What is rank and select on a bitvector?

rank_b(B, i) = number of bits equal to b in B[0..i-1]. select_b(B, k) = position of the k-th bit equal to b. Both are O(1) using a precomputed index of about 0.05n extra bits — superblock counts (every 512 bits), block counts (every 64 bits), and word-level popcount. The classic Jacobson 1989 / Clark 1996 indexes plus Vigna's broadword tricks deliver rank/select on any 64-bit popcount-supporting CPU in 5 to 20 nanoseconds. The wavelet tree's O(log sigma) query bound depends on each level being O(1) — every bitvector in the tree carries its own rank/select index.

How does the FM-index use wavelet trees?

The FM-index (Ferragina, Manzini 2000) is a compressed full-text index built on the Burrows-Wheeler transform L of a string T, plus a count array C and a wavelet tree over L for rank queries. Backward search for a pattern P of length m: start with [0, n] and shrink by repeated rank queries on the BWT — for each character P[i], compute new range [C[c] + rank_c(L, l), C[c] + rank_c(L, r)]. Each step is O(log sigma); total query is O(m log sigma) plus locate. This is a sub-linear query on a compressed text — used in Bowtie, BWA, and SDSL succinct libraries for genomic search.

When do I want this over a hash or array?

When the alphabet is large, the sequence is long, and you need rank/select/quantile/range queries. A hash table can answer membership in O(1) but cannot answer rank_c(s, i) (count of c in prefix) or quantile queries (the k-th smallest in a range) without auxiliary structures. A character-indexed 2D array can answer rank in O(1) but uses sigma * n bits — prohibitive when sigma > 256. Wavelet trees give O(log sigma) for all these queries with only n log sigma bits — within o(1) of the entropy bound. Used in bioinformatics (alphabet 4 to 20), text search (Unicode), graph adjacency lists, and time-series compressed indexes.

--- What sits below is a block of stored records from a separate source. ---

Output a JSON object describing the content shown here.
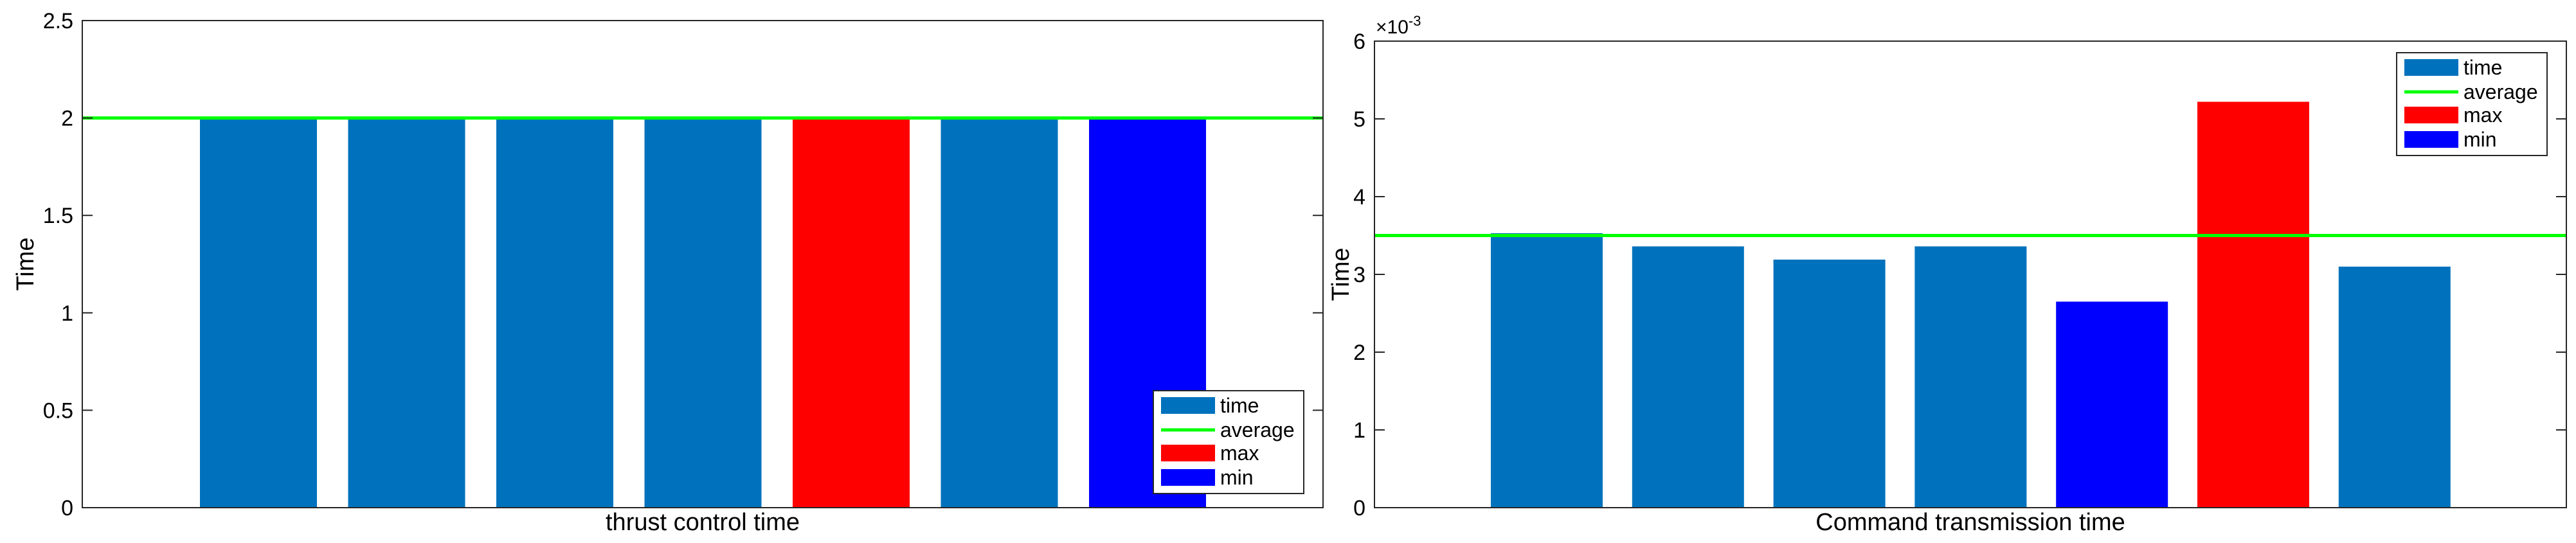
{
  "colors": {
    "time": "#0072BD",
    "average": "#00FF00",
    "max": "#FF0000",
    "min": "#0000FF",
    "axis": "#000000"
  },
  "legend_labels": [
    "time",
    "average",
    "max",
    "min"
  ],
  "chart_data": [
    {
      "type": "bar",
      "xlabel": "thrust  control time",
      "ylabel": "Time",
      "ylim": [
        0,
        2.5
      ],
      "yticks": [
        0,
        0.5,
        1,
        1.5,
        2,
        2.5
      ],
      "ytick_labels": [
        "0",
        "0.5",
        "1",
        "1.5",
        "2",
        "2.5"
      ],
      "exponent_label": "",
      "values": [
        2,
        2,
        2,
        2,
        2,
        2,
        2
      ],
      "bar_roles": [
        "time",
        "time",
        "time",
        "time",
        "max",
        "time",
        "min"
      ],
      "average": 2,
      "legend_position": "bottom-right",
      "grid": false
    },
    {
      "type": "bar",
      "xlabel": "Command transmission time",
      "ylabel": "Time",
      "ylim": [
        0,
        6
      ],
      "yticks": [
        0,
        1,
        2,
        3,
        4,
        5,
        6
      ],
      "ytick_labels": [
        "0",
        "1",
        "2",
        "3",
        "4",
        "5",
        "6"
      ],
      "exponent_label": "×10",
      "exponent_power": "-3",
      "values": [
        3.53,
        3.36,
        3.19,
        3.36,
        2.65,
        5.22,
        3.1
      ],
      "bar_roles": [
        "time",
        "time",
        "time",
        "time",
        "min",
        "max",
        "time"
      ],
      "average": 3.5,
      "legend_position": "top-right",
      "grid": false
    }
  ]
}
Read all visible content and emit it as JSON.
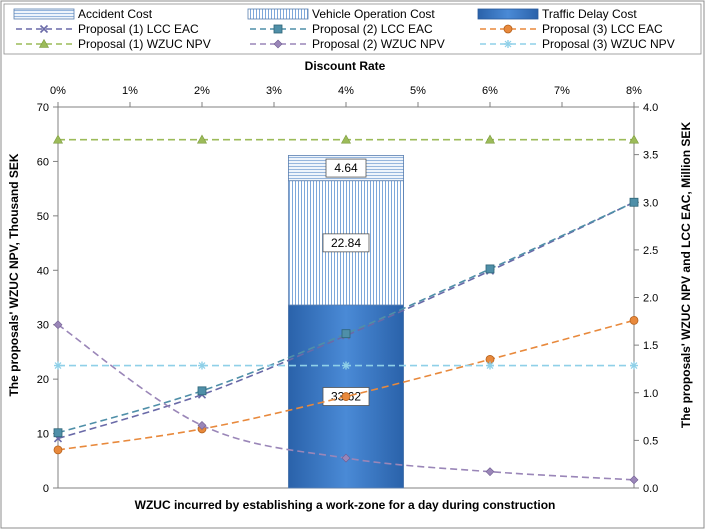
{
  "chart_data": {
    "type": "combo",
    "x_axis_top": {
      "label": "Discount Rate",
      "ticks": [
        "0%",
        "1%",
        "2%",
        "3%",
        "4%",
        "5%",
        "6%",
        "7%",
        "8%"
      ]
    },
    "x_axis_bottom_label": "WZUC incurred by establishing a work-zone for a day during construction",
    "y_left": {
      "label": "The proposals' WZUC NPV, Thousand SEK",
      "range": [
        0,
        70
      ],
      "ticks": [
        "0",
        "10",
        "20",
        "30",
        "40",
        "50",
        "60",
        "70"
      ]
    },
    "y_right": {
      "label": "The proposals' WZUC NPV and LCC EAC, Million SEK",
      "range": [
        0,
        4
      ],
      "ticks": [
        "0.0",
        "0.5",
        "1.0",
        "1.5",
        "2.0",
        "2.5",
        "3.0",
        "3.5",
        "4.0"
      ]
    },
    "stacked_bar": {
      "position": "4%",
      "segments": [
        {
          "name": "Traffic Delay Cost",
          "value": 33.62,
          "label": "33.62",
          "color": "#3d7dc9"
        },
        {
          "name": "Vehicle Operation Cost",
          "value": 22.84,
          "label": "22.84",
          "color": "#bcd3ee"
        },
        {
          "name": "Accident Cost",
          "value": 4.64,
          "label": "4.64",
          "color": "#e3edf8"
        }
      ]
    },
    "series": [
      {
        "name": "Proposal (1) LCC EAC",
        "axis": "right",
        "color": "#6a6aa8",
        "marker": "x",
        "x": [
          0,
          2,
          4,
          6,
          8
        ],
        "y": [
          0.52,
          0.98,
          1.6,
          2.28,
          3.0
        ]
      },
      {
        "name": "Proposal (2) LCC EAC",
        "axis": "right",
        "color": "#4f8fa8",
        "marker": "square",
        "x": [
          0,
          2,
          4,
          6,
          8
        ],
        "y": [
          0.58,
          1.02,
          1.62,
          2.3,
          3.0
        ]
      },
      {
        "name": "Proposal (3) LCC EAC",
        "axis": "right",
        "color": "#e8893c",
        "marker": "circle",
        "x": [
          0,
          2,
          4,
          6,
          8
        ],
        "y": [
          0.4,
          0.62,
          0.96,
          1.35,
          1.76
        ]
      },
      {
        "name": "Proposal (1) WZUC NPV",
        "axis": "left",
        "color": "#9cbb59",
        "marker": "triangle",
        "x": [
          0,
          2,
          4,
          6,
          8
        ],
        "y": [
          64,
          64,
          64,
          64,
          64
        ]
      },
      {
        "name": "Proposal (2) WZUC NPV",
        "axis": "left",
        "color": "#9a86b8",
        "marker": "diamond",
        "x": [
          0,
          2,
          4,
          6,
          8
        ],
        "y": [
          30,
          11.5,
          5.5,
          3,
          1.5
        ]
      },
      {
        "name": "Proposal (3) WZUC NPV",
        "axis": "left",
        "color": "#8fd0e8",
        "marker": "star",
        "x": [
          0,
          2,
          4,
          6,
          8
        ],
        "y": [
          22.5,
          22.5,
          22.5,
          22.5,
          22.5
        ]
      }
    ],
    "legend": [
      {
        "name": "Accident Cost",
        "kind": "bar-hatch-h"
      },
      {
        "name": "Vehicle Operation Cost",
        "kind": "bar-hatch-v"
      },
      {
        "name": "Traffic Delay Cost",
        "kind": "bar-solid"
      },
      {
        "name": "Proposal (1) LCC EAC",
        "kind": "line"
      },
      {
        "name": "Proposal (2) LCC EAC",
        "kind": "line"
      },
      {
        "name": "Proposal (3) LCC EAC",
        "kind": "line"
      },
      {
        "name": "Proposal (1) WZUC NPV",
        "kind": "line"
      },
      {
        "name": "Proposal (2) WZUC NPV",
        "kind": "line"
      },
      {
        "name": "Proposal (3) WZUC NPV",
        "kind": "line"
      }
    ],
    "legend_placement": "top",
    "grid": false
  }
}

What is the difference between a balanced and a Huffman-shaped wavelet tree?

A balanced wavelet tree partitions the alphabet at the median, giving depth ceil(log2(sigma)) and n * ceil(log2(sigma)) bits — O(log sigma) per op. A Huffman-shaped wavelet tree uses character frequencies: frequent characters live near the root, rare ones deep down. Total bits become n * H_0(s), where H_0 is the empirical zero-order entropy — typically much less than log2(sigma). Average query time becomes O(H_0(s) + 1), often 2 to 5x faster on real text. Variants include the wavelet matrix (Claude, Navarro 2012) which packs all level bits into a single big bitvector for cache efficiency.

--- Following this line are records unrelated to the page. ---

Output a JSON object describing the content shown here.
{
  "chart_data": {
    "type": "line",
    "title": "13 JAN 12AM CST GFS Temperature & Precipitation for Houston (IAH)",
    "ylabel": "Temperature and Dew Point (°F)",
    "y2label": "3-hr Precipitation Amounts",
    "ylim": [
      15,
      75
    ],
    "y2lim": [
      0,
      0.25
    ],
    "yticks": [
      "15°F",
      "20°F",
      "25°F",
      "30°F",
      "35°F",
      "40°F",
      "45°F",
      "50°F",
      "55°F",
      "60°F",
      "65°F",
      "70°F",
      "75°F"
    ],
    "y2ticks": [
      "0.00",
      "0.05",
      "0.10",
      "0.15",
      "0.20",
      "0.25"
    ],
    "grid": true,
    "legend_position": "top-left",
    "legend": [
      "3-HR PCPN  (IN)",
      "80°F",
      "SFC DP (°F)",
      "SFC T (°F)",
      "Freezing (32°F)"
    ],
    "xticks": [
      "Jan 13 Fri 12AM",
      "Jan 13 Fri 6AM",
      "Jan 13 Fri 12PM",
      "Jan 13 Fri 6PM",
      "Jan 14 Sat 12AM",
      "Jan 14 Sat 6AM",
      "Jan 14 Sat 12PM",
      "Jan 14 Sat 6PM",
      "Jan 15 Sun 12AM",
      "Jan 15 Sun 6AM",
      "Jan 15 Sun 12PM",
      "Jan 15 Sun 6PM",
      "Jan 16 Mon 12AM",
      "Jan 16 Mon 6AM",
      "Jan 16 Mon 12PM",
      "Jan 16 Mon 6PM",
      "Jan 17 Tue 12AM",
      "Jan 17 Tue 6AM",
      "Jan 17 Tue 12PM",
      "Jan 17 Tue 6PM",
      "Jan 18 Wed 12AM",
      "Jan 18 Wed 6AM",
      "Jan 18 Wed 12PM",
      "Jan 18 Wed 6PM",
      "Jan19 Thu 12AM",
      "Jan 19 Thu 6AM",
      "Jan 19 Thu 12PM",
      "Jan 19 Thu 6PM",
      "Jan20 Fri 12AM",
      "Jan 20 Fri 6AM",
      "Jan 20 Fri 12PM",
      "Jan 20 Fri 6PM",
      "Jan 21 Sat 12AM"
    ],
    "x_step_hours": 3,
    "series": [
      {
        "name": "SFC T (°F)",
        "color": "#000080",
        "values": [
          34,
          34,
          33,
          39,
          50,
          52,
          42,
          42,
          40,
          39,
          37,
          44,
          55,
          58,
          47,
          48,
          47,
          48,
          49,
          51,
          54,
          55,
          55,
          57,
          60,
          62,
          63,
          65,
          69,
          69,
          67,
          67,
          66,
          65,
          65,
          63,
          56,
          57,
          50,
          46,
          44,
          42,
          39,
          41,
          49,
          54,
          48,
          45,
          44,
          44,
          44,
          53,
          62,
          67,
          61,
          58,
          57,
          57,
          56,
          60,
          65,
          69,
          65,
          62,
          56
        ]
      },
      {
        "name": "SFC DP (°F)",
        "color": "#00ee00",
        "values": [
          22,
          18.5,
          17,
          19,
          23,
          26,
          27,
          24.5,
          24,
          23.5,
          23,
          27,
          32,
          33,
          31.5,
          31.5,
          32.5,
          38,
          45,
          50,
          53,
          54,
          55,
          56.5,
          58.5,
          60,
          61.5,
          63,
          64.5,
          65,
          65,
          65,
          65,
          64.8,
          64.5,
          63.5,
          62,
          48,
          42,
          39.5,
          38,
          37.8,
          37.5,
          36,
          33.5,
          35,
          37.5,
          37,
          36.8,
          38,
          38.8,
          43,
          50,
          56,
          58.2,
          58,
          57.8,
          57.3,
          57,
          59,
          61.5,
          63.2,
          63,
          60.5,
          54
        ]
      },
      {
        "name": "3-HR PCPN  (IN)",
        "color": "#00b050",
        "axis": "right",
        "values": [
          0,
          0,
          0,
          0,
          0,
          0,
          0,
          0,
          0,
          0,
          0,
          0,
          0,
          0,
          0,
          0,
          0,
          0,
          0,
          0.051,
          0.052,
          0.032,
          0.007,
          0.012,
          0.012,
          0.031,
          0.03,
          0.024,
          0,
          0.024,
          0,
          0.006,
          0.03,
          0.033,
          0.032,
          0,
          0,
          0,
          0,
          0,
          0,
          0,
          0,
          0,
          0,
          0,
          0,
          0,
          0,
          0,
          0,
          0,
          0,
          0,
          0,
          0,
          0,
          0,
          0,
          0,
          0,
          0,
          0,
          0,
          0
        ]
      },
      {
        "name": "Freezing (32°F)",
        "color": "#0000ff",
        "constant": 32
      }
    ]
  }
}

How is range quantile computed?

Quantile(i, j, k) = the k-th smallest character in s[i..j]. Walk down the wavelet tree: at the root, count zeros in s[i..j] using rank_0(B, j+1) - rank_0(B, i). If k <= zero_count, the answer is in the left subtree (lower alphabet half); recurse left with the projected range. Otherwise, the answer is in the right subtree; subtract zero_count from k and recurse right. Total work is O(log sigma). Variants compute range majority, range top-k frequent characters, and range dominant — all in O(log sigma) with the wavelet tree as the core engine.